Картинка взята из свободного доступа в Яндексе.

Вчера моя квартирная хозяйка Шарлотта Борисовна почти час орала на меня, чтоб я выметалась из её квартиры, раз не могу вовремя оплатить за комнату, любезно предоставленную такой неблагодарной девчонке, как я. Её слова образно рисовали мой психологический портрет грязно-бурыми красками на чёрном фоне.
    В таких случаях никогда не возражаю и делаю вид, что слушаю. Не теряя времени, я и тогда углубилась в замысловатые слова конспекта, взятого на один день у трудолюбивой Алёнки.
    Сама я никогда не напрягалась и даже лекции не конспектировала. Под монотонное жужжание глухого голоса препода всегда занималась каким-нибудь своим любимым делом.

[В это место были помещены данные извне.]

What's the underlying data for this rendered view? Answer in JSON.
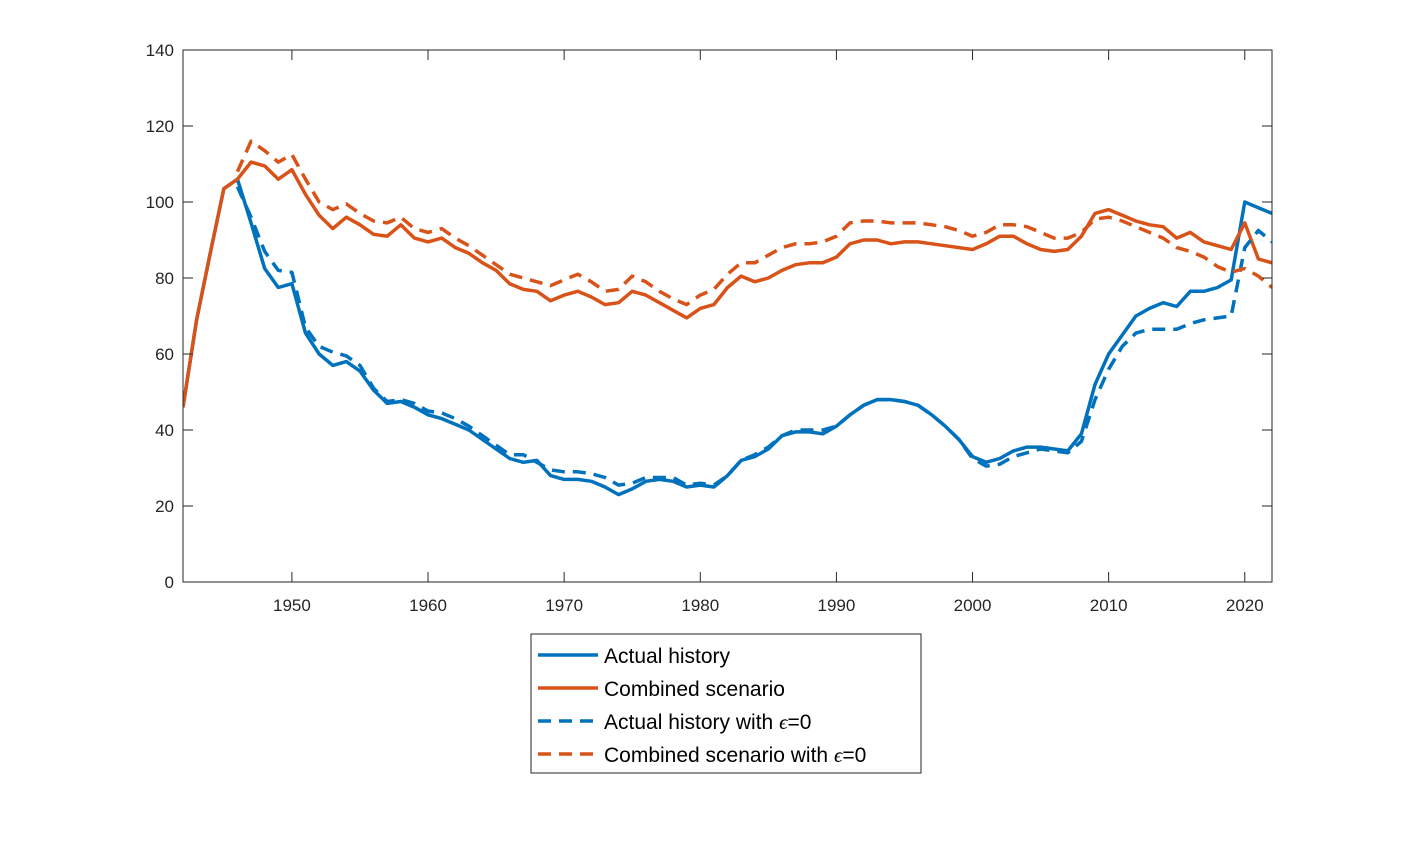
{
  "chart_data": {
    "type": "line",
    "title": "",
    "xlabel": "",
    "ylabel": "",
    "xlim": [
      1942,
      2022
    ],
    "ylim": [
      0,
      140
    ],
    "x_ticks": [
      1950,
      1960,
      1970,
      1980,
      1990,
      2000,
      2010,
      2020
    ],
    "y_ticks": [
      0,
      20,
      40,
      60,
      80,
      100,
      120,
      140
    ],
    "grid": false,
    "legend_position": "bottom-outside",
    "series": [
      {
        "name": "Actual history",
        "name_parts": [
          "Actual history",
          "",
          ""
        ],
        "color": "#0072BD",
        "dash": "solid",
        "x": [
          1942,
          1943,
          1944,
          1945,
          1946,
          1947,
          1948,
          1949,
          1950,
          1951,
          1952,
          1953,
          1954,
          1955,
          1956,
          1957,
          1958,
          1959,
          1960,
          1961,
          1962,
          1963,
          1964,
          1965,
          1966,
          1967,
          1968,
          1969,
          1970,
          1971,
          1972,
          1973,
          1974,
          1975,
          1976,
          1977,
          1978,
          1979,
          1980,
          1981,
          1982,
          1983,
          1984,
          1985,
          1986,
          1987,
          1988,
          1989,
          1990,
          1991,
          1992,
          1993,
          1994,
          1995,
          1996,
          1997,
          1998,
          1999,
          2000,
          2001,
          2002,
          2003,
          2004,
          2005,
          2006,
          2007,
          2008,
          2009,
          2010,
          2011,
          2012,
          2013,
          2014,
          2015,
          2016,
          2017,
          2018,
          2019,
          2020,
          2021,
          2022
        ],
        "values": [
          46,
          69,
          86.5,
          103.5,
          106,
          94.5,
          82.5,
          77.5,
          78.5,
          65.5,
          60,
          57,
          58,
          55.5,
          50.5,
          47,
          47.5,
          46,
          44,
          43,
          41.5,
          40,
          37.5,
          35,
          32.5,
          31.5,
          32,
          28,
          27,
          27,
          26.5,
          25,
          23,
          24.5,
          26.5,
          27,
          26.5,
          25,
          25.5,
          25,
          28,
          32,
          33,
          35,
          38.5,
          39.5,
          39.5,
          39,
          41,
          44,
          46.5,
          48,
          48,
          47.5,
          46.5,
          44,
          41,
          37.5,
          33,
          31.5,
          32.5,
          34.5,
          35.5,
          35.5,
          35,
          34.5,
          39,
          52,
          60,
          65,
          70,
          72,
          73.5,
          72.5,
          76.5,
          76.5,
          77.5,
          79.5,
          100,
          98.5,
          97
        ]
      },
      {
        "name": "Combined scenario",
        "name_parts": [
          "Combined scenario",
          "",
          ""
        ],
        "color": "#D95319",
        "dash": "solid",
        "x": [
          1942,
          1943,
          1944,
          1945,
          1946,
          1947,
          1948,
          1949,
          1950,
          1951,
          1952,
          1953,
          1954,
          1955,
          1956,
          1957,
          1958,
          1959,
          1960,
          1961,
          1962,
          1963,
          1964,
          1965,
          1966,
          1967,
          1968,
          1969,
          1970,
          1971,
          1972,
          1973,
          1974,
          1975,
          1976,
          1977,
          1978,
          1979,
          1980,
          1981,
          1982,
          1983,
          1984,
          1985,
          1986,
          1987,
          1988,
          1989,
          1990,
          1991,
          1992,
          1993,
          1994,
          1995,
          1996,
          1997,
          1998,
          1999,
          2000,
          2001,
          2002,
          2003,
          2004,
          2005,
          2006,
          2007,
          2008,
          2009,
          2010,
          2011,
          2012,
          2013,
          2014,
          2015,
          2016,
          2017,
          2018,
          2019,
          2020,
          2021,
          2022
        ],
        "values": [
          46,
          69,
          86.5,
          103.5,
          106,
          110.5,
          109.5,
          106,
          108.5,
          102,
          96.5,
          93,
          96,
          94,
          91.5,
          91,
          94,
          90.5,
          89.5,
          90.5,
          88,
          86.5,
          84,
          82,
          78.5,
          77,
          76.5,
          74,
          75.5,
          76.5,
          75,
          73,
          73.5,
          76.5,
          75.5,
          73.5,
          71.5,
          69.5,
          72,
          73,
          77.5,
          80.5,
          79,
          80,
          82,
          83.5,
          84,
          84,
          85.5,
          89,
          90,
          90,
          89,
          89.5,
          89.5,
          89,
          88.5,
          88,
          87.5,
          89,
          91,
          91,
          89,
          87.5,
          87,
          87.5,
          91,
          97,
          98,
          96.5,
          95,
          94,
          93.5,
          90.5,
          92,
          89.5,
          88.5,
          87.5,
          94.5,
          85,
          84
        ]
      },
      {
        "name": "Actual history with ϵ=0",
        "name_parts": [
          "Actual history with ",
          "ϵ",
          "=0"
        ],
        "color": "#0072BD",
        "dash": "dashed",
        "x": [
          1946,
          1947,
          1948,
          1949,
          1950,
          1951,
          1952,
          1953,
          1954,
          1955,
          1956,
          1957,
          1958,
          1959,
          1960,
          1961,
          1962,
          1963,
          1964,
          1965,
          1966,
          1967,
          1968,
          1969,
          1970,
          1971,
          1972,
          1973,
          1974,
          1975,
          1976,
          1977,
          1978,
          1979,
          1980,
          1981,
          1982,
          1983,
          1984,
          1985,
          1986,
          1987,
          1988,
          1989,
          1990,
          1991,
          1992,
          1993,
          1994,
          1995,
          1996,
          1997,
          1998,
          1999,
          2000,
          2001,
          2002,
          2003,
          2004,
          2005,
          2006,
          2007,
          2008,
          2009,
          2010,
          2011,
          2012,
          2013,
          2014,
          2015,
          2016,
          2017,
          2018,
          2019,
          2020,
          2021,
          2022
        ],
        "values": [
          104,
          96,
          87,
          82,
          81.5,
          67,
          62,
          60.5,
          59.5,
          57,
          51,
          47.5,
          48,
          47,
          45,
          44.5,
          43,
          41,
          38.5,
          36,
          33.5,
          33.5,
          31.5,
          29.5,
          29,
          29,
          28.5,
          27.5,
          25.5,
          26,
          27.5,
          27.5,
          27.5,
          25.5,
          26,
          25.5,
          28,
          32,
          33.5,
          35.5,
          38.5,
          40,
          40,
          40,
          41,
          44,
          46.5,
          48,
          48,
          47.5,
          46.5,
          44,
          41,
          37.5,
          32.5,
          30.5,
          31,
          33,
          34,
          35,
          34.5,
          34,
          37,
          48,
          56,
          62,
          65.5,
          66.5,
          66.5,
          66.5,
          68,
          69,
          69.5,
          70,
          88,
          92.5,
          89.5
        ]
      },
      {
        "name": "Combined scenario with ϵ=0",
        "name_parts": [
          "Combined scenario with ",
          "ϵ",
          "=0"
        ],
        "color": "#D95319",
        "dash": "dashed",
        "x": [
          1946,
          1947,
          1948,
          1949,
          1950,
          1951,
          1952,
          1953,
          1954,
          1955,
          1956,
          1957,
          1958,
          1959,
          1960,
          1961,
          1962,
          1963,
          1964,
          1965,
          1966,
          1967,
          1968,
          1969,
          1970,
          1971,
          1972,
          1973,
          1974,
          1975,
          1976,
          1977,
          1978,
          1979,
          1980,
          1981,
          1982,
          1983,
          1984,
          1985,
          1986,
          1987,
          1988,
          1989,
          1990,
          1991,
          1992,
          1993,
          1994,
          1995,
          1996,
          1997,
          1998,
          1999,
          2000,
          2001,
          2002,
          2003,
          2004,
          2005,
          2006,
          2007,
          2008,
          2009,
          2010,
          2011,
          2012,
          2013,
          2014,
          2015,
          2016,
          2017,
          2018,
          2019,
          2020,
          2021,
          2022
        ],
        "values": [
          108,
          116,
          113.5,
          110.5,
          112.5,
          106,
          100,
          98,
          99.5,
          97,
          95,
          94.5,
          96,
          93,
          92,
          93,
          90.5,
          88.5,
          86,
          83.5,
          81,
          80,
          79,
          78,
          79.5,
          81,
          79,
          76.5,
          77,
          80.5,
          79,
          76.5,
          74.5,
          73,
          75.5,
          77,
          81,
          84,
          84,
          86,
          88,
          89,
          89,
          89.5,
          91,
          94.5,
          95,
          95,
          94.5,
          94.5,
          94.5,
          94,
          93.5,
          92.5,
          91,
          92,
          94,
          94,
          93.5,
          92,
          90.5,
          90.5,
          92,
          95.5,
          96,
          95,
          93.5,
          92,
          90.5,
          88,
          87,
          85.5,
          83,
          81.5,
          82.5,
          80.5,
          77.5
        ]
      }
    ]
  },
  "colors": {
    "axis": "#262626",
    "legend_border": "#262626",
    "background": "#ffffff"
  }
}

    Изучение предметов учебного плана по выбранной специальности в список моих любимых дел не входило. Перед экзаменами и зачетами моя память, подстёгиваемая чем-нибудь сладким, была более продуктивна, чем её хозяйка, старательно на лету запоминала разную нужную и ненужную мне информацию.
    Конечно, я никогда не считала, что являюсь ангелом во плоти, но образы, которые примеряла ко мне вчера жутко блондинистая Шарлотта Борисовна, мне категорически не нравились, и в глубине души я с ней не соглашалась. А она визгливо продолжала предрекать мне трудное и гибельное будущее.
    Она успокоилась, только увидев, как я, всё-таки состроив рожицу ангела, умильно посмотрела на свою провидицу и промяукала, что нижайше прошу её подождать до завтра. И она отстала.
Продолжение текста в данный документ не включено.